In Africa

 

A "MARTYR" Brother !

Tibhirine - 1978 -


See Dom Christian’s Testament   

In fact, seven of my brothers were martyred; seven Cistercian monks assassinated in Algeria, on the 21st of May. Seven John the Baptist for our times…Seven John the Baptist whose throats were cut…heads not offered on a platter, but left in the dust ....

These are indeed seven of my brothers, who loved until the end, but I will speak of one of them, the only one that I knew and that I would dare consider a friend. Without any merit on my part…Because Dom Christian was a person of friendship and the best proof we have of this lies in the tears of the Algerians who weep for him the way one weeps for a brother and a friend… 

But how can I speak to you about this brother martyr? …. He himself had a great many reservations about this word and the reality it could cover in the spirit of those who used it… One day, while contemplating Christ crucified he meditated on this subject and wrote, forcefully: 

“Jesus could not have wished for Judas’ betrayal.  Is this not too high a price to pay for what is willingly called the glory of martyrdom, to owe it to the murderous gesture of a brother in humanity?”  

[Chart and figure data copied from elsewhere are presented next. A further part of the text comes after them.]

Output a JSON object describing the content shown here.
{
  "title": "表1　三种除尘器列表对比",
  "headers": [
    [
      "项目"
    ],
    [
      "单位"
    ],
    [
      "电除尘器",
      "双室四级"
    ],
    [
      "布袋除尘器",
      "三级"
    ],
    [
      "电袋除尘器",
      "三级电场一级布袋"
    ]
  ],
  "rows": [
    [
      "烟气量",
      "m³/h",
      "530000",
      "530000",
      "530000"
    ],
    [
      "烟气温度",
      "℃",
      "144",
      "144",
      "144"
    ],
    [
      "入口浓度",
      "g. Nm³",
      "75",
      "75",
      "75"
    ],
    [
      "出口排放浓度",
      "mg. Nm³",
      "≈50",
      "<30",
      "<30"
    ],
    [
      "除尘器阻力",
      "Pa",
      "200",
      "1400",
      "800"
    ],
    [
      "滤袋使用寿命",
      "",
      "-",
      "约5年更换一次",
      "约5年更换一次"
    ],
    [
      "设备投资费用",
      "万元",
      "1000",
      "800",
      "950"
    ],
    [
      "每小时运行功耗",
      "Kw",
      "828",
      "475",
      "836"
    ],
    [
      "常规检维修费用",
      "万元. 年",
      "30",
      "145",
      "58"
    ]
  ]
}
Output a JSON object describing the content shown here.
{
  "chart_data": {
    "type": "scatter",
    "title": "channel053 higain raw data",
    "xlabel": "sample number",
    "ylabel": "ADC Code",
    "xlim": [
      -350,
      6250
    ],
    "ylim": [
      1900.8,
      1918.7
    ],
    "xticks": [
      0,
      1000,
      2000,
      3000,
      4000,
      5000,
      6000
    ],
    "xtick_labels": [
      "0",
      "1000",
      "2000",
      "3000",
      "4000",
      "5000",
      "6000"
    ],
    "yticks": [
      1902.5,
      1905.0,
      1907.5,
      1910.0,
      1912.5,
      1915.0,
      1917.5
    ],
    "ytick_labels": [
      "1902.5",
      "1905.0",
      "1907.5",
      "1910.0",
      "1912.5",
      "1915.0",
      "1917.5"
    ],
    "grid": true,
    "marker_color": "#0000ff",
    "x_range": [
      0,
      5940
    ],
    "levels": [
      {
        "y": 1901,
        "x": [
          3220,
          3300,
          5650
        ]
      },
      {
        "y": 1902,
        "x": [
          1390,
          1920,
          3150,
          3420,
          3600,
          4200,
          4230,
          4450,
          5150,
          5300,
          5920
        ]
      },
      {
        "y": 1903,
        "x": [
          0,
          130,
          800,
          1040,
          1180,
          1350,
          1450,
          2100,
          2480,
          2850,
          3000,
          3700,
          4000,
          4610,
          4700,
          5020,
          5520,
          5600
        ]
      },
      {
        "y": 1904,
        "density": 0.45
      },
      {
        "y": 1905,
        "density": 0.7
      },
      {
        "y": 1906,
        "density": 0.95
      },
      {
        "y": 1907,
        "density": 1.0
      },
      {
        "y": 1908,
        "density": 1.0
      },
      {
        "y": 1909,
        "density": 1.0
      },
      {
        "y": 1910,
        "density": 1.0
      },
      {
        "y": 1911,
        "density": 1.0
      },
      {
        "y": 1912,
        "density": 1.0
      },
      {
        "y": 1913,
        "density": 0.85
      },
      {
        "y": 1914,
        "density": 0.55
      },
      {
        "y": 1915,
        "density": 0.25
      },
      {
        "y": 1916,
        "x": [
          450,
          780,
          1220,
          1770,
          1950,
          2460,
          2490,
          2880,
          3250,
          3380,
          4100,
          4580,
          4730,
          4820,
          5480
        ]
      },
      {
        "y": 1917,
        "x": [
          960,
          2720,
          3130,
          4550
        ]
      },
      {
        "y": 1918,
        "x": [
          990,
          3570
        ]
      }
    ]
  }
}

And, he wrote with such clarity, in the testament he left to his mother and the members of his family: 

“I could not desire such a death. It seems to me important to say this. I do not see, in fact, how I could rejoice if the people I love were to be accused indiscriminately of my murder. To owe it to an Algerian, whoever he may be, would be too high a price to pay for what will, perhaps, be called, the “grace of martyrdom”, especially if he says he is acting in fidelity to what he believes to be Islam”. 

Dom Christian wished to give his life, completely, like Christ…He wanted to love until the end, like Christ…. It was in Christ that he forgave in advance “the friend of my final moment”, the murderer who would not know what he was doing… It is in Christ that he became a martyr! 

All this seems to have been lived very far from us…But in fact, it is lived very close to us…. On October 30, 1994, Dom Christian wrote to me, “No matter what happens, let us remain united in the communion of saints”. This was both a promisei and a request… This mystery of the communion of saints has always nourished my joy and my hope, but now it nourishes me even more since my brother Christian, illuminated by Christ’s glory, invested with the gift of the Spirit, gazes deeply into the eyes of the Father, “to contemplate with Him his children of Islam”, they too illuminated with Christ’s glory and invested with the gift of the Spirit!… His brothers… My brothers… Our brothers!